In the field of inter-religious dialogue, the Catholic Church has taken huge strides forward too, which we have recorded. A standout moment, for example, was when Pope Francis and the Great Imam of Al-Azhar signed the eight-page Document on Human Fraternity in February 2019, affirming the brotherhood of all men and women and condemning every form of violence, especially those “clothed with religious motivations”.
From July 2019, I ceased writing for CatholicIreland News due to ill-health. My colleagues continued the work, reporting on the bewildering world of COVID-19, so fraught in human suffering, which has witnessed among other things the closure of church buildings and the postponing of the celebration of sacraments like weddings and Confirmation. They have reported on the struggles and valiant efforts of parish teams, priests and bishops to be with and support their people, for example by mastering modern online technology, holding everything from online concerts to evening Rosary, to cycling to each home in the parish to bless and greet parishioners, to bringing the holy sacrament onto the streets of the city when people could not go inside churches to pray at the tabernacle.

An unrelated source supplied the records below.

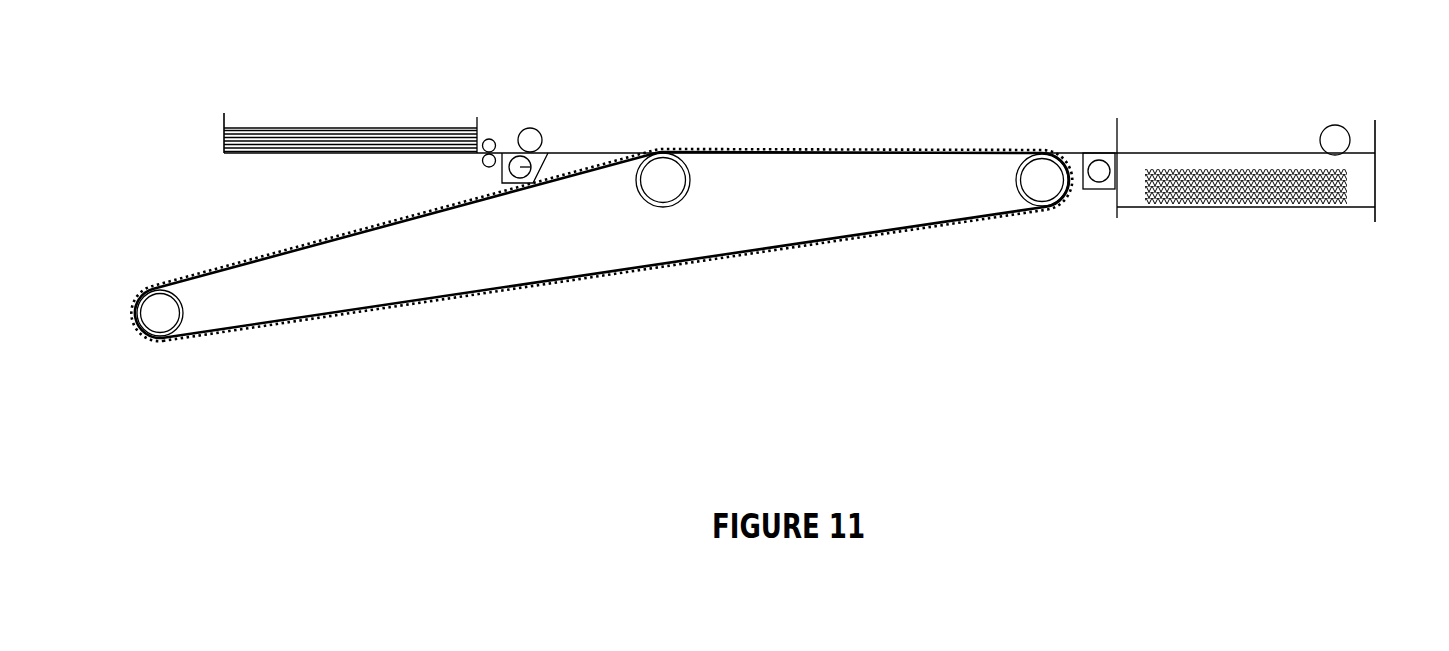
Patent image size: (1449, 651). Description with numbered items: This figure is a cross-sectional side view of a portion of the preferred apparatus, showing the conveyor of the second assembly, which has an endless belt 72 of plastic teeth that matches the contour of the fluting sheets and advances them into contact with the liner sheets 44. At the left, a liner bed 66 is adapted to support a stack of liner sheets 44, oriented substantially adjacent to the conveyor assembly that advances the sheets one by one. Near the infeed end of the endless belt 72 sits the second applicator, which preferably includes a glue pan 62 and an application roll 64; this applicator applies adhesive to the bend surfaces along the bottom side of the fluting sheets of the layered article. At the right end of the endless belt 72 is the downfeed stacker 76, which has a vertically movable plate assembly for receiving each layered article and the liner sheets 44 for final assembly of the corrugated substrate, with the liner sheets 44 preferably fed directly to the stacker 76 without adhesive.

The liner bed 66 is at (223, 138).
The liner sheets 44 is at (363, 130).
The glue pan 62 is at (502, 183).
The application roll 64 is at (535, 166).
The endless belt 72 is at (485, 292).
The downfeed stacker 76 is at (1377, 190).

They continue to highlight the plight of the homeless, the support needed for charities and missions, the current battle to introduce euthanasia, recent ordinations and creative ways of celebrating sacraments – like Confirmation at a racecourse.
It is ironic that at a time when the Church is moving more and more online with its communications (websites, collections, Zoom parish meetings and courses) that an online news service should be closing. It is a matter of great sadness to me. The work we have done for the past 16 years is more important than ever today as we grapple with being a new type of church. Certainly, that too is all part of God’s plan – moving outside the churches of stone, as Pope Francis urged us, into domestic churches of two or three people united with the presence of Christ among them who bring the light of the Gospel to the people around them.
While CatholicIreland News is closing now, my fervent hope is that at some point in the future, it will be revived. As one person said, “We put it in the heart of God that this dying will see a rising again.”